MOTIFS DE LA DECISION
L’article 30 du code de procédure civile dispose que l’action est le droit, pour l’auteur d’une prétention, d’être entendu sur le fond de celle-ci afin que le juge la dise bien ou mal fondée. Pour l’adversaire, l’action est le droit de discuter du bien-fondé de cette prétention.
L’article 32 précise qu’est irrecevable toute prétention émise par ou contre une personne dépourvue du droit d’agir.
Par ailleurs l’article 14 de la loi du 10 juillet 1965 fixant le statut de la copropriété des immeubles bâtis, édicte que la collectivité des copropriétaires est constituée en un syndicat qui a la personnalité civile. Il a pour objet la conservation et l’amélioration de l’immeuble ainsi que l’administration des parties communes. Il est responsable des dommages causés aux copropriétaires ou aux tiers ayant leur origine dans les parties communes, sans préjudice de toutes actions récursoires.
L’article 3 de la loi du 10 juillet 1965 rappelle que sont communes les équipements communs affectés à l’usage ou à l’utilité de tous les copropriétaires ou de plusieurs d’entre eux.
En l’espèce les parties s’accordent pour préciser que la chaudière défectueuse, à l’origine du préjudice subi par le demandeur, relève des parties communes de la copropriété située [Adresse 4] à [Localité 2], dont dépendait le logement donné à bail à Mme [L] [V] par l’un des copropriétaires.
Il en résulte que seul le syndicat des copropriétaires de cette résidence doit répondre des dommages causés aux tiers, et notamment au locataire de l’un d’eux, par cette partie commune.
Par contre le syndic de copropriété n’a aucune qualité à agir en son nom propre pour répondre de ces dommages.

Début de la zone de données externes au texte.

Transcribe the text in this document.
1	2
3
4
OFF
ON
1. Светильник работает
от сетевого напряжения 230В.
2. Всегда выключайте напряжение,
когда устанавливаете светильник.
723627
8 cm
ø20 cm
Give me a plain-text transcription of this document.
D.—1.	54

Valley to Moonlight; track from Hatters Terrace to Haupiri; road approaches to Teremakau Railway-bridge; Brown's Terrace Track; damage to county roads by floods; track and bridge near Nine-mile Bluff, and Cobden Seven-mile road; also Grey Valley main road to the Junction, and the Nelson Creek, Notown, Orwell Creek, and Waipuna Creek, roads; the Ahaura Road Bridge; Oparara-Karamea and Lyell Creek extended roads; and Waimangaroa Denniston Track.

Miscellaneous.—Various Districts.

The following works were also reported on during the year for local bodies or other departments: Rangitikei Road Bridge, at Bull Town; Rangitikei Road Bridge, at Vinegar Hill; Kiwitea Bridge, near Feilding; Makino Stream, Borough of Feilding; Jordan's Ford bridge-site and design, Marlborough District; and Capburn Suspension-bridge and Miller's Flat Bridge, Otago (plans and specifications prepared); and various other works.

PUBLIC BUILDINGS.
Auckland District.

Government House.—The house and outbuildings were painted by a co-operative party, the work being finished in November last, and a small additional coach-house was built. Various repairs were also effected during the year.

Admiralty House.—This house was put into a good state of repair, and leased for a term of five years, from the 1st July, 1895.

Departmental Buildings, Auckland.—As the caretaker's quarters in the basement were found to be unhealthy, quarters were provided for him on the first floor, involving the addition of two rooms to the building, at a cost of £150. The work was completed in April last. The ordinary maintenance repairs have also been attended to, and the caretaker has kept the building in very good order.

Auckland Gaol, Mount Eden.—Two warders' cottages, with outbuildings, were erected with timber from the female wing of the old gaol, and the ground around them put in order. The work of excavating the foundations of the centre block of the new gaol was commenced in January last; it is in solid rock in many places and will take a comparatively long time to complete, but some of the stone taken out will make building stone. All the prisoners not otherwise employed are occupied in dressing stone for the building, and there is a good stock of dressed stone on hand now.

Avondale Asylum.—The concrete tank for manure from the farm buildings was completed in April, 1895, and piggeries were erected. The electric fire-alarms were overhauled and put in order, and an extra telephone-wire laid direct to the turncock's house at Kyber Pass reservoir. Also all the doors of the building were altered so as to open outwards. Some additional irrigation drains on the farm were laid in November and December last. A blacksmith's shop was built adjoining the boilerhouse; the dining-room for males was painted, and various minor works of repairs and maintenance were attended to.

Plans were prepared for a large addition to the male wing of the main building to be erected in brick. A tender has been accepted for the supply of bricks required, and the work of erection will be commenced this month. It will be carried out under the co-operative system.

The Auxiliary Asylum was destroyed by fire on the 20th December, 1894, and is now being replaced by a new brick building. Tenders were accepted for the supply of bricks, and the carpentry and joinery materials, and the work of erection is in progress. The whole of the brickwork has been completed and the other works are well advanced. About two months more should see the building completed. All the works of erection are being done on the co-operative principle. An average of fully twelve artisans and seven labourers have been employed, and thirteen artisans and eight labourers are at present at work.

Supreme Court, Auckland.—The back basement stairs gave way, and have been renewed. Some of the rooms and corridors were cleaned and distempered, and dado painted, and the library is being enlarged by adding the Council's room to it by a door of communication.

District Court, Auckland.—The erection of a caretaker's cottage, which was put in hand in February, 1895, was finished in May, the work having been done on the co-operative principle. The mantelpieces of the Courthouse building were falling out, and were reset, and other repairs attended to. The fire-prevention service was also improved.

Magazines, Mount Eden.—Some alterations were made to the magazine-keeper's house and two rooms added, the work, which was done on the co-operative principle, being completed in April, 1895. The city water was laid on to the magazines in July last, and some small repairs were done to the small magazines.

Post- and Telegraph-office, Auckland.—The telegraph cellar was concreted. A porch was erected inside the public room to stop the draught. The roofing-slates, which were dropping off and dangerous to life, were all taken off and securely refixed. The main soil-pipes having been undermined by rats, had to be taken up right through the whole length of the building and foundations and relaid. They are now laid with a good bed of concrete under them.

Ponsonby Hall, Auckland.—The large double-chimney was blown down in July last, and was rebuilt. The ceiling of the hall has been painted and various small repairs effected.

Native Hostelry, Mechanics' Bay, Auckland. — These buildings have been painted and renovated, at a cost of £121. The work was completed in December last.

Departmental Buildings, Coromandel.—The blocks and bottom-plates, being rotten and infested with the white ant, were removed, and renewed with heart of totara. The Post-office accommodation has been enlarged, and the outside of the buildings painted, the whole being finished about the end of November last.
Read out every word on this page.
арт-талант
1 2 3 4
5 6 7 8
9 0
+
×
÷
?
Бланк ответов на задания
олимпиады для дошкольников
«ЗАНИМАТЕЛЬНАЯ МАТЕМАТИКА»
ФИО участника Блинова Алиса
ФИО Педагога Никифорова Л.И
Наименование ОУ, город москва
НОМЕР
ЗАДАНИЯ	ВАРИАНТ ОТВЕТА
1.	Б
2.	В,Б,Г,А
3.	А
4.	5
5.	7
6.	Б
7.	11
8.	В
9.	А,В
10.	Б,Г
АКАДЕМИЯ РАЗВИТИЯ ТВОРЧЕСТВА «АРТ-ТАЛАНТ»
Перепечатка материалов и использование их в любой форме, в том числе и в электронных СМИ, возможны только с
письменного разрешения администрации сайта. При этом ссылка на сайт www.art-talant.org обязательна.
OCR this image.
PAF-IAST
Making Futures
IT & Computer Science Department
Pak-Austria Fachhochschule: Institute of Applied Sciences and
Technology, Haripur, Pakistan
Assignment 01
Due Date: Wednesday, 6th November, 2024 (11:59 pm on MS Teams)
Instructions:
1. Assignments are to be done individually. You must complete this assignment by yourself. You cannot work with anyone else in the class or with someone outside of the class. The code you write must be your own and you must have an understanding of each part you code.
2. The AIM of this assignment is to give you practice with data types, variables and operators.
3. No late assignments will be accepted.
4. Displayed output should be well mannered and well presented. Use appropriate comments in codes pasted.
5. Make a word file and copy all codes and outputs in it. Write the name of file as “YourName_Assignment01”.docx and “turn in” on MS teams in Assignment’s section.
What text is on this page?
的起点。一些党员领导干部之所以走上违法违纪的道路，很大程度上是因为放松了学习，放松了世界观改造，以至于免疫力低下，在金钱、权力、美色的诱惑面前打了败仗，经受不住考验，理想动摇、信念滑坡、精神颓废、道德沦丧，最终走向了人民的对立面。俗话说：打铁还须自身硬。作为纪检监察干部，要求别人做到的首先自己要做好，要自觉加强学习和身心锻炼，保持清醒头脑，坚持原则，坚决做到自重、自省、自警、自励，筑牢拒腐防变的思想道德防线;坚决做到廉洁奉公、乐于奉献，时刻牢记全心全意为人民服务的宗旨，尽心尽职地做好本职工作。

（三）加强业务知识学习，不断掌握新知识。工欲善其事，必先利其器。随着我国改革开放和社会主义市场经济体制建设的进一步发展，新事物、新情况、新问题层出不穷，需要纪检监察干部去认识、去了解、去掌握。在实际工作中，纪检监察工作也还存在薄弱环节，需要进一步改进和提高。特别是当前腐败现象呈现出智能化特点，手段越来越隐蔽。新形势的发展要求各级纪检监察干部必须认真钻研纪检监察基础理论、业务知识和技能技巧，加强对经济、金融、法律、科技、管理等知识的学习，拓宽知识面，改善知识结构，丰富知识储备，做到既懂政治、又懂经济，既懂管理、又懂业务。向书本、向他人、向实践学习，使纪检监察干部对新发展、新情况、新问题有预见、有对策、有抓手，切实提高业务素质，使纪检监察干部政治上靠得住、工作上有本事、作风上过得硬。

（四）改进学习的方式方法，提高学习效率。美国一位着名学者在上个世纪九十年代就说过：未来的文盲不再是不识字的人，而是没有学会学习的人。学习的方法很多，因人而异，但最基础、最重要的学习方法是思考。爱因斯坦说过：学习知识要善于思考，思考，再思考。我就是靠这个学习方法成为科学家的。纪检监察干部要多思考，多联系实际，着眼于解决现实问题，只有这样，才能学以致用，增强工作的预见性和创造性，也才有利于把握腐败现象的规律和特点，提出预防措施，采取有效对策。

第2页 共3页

En conséquence la demande en paiement de la somme de 2000,00 euros, à titre de dommages et intérêts, formée par Mme [L] [V] à l’encontre de la Sarl Charles Quint immobilier, en sa qualité de syndic de copropriété, laquelle n’a aucune qualité à agir pour s’en défendre, est irrecevable et sera jugée comme telle.
PAR CES MOTIFS
Le tribunal de proximité de Montreuil-sur-Mer, statuant en dernier ressort par jugement contradictoire rendu par mise à disposition au greffe,
DECLARE irrecevable l’action en paiement de la somme de 2000,00 euros à titre de dommages et intérêts formée par Mme [L] [V] à l’encontre de la Sarl Charles Quint immobilier ;
CONDAMNE Mme [L] [V] aux dépens ;
RAPPELLE que les décisions de première instance sont de droit exécutoires à titre provisoire.
Ainsi jugé et mis à disposition le 12 février 2026.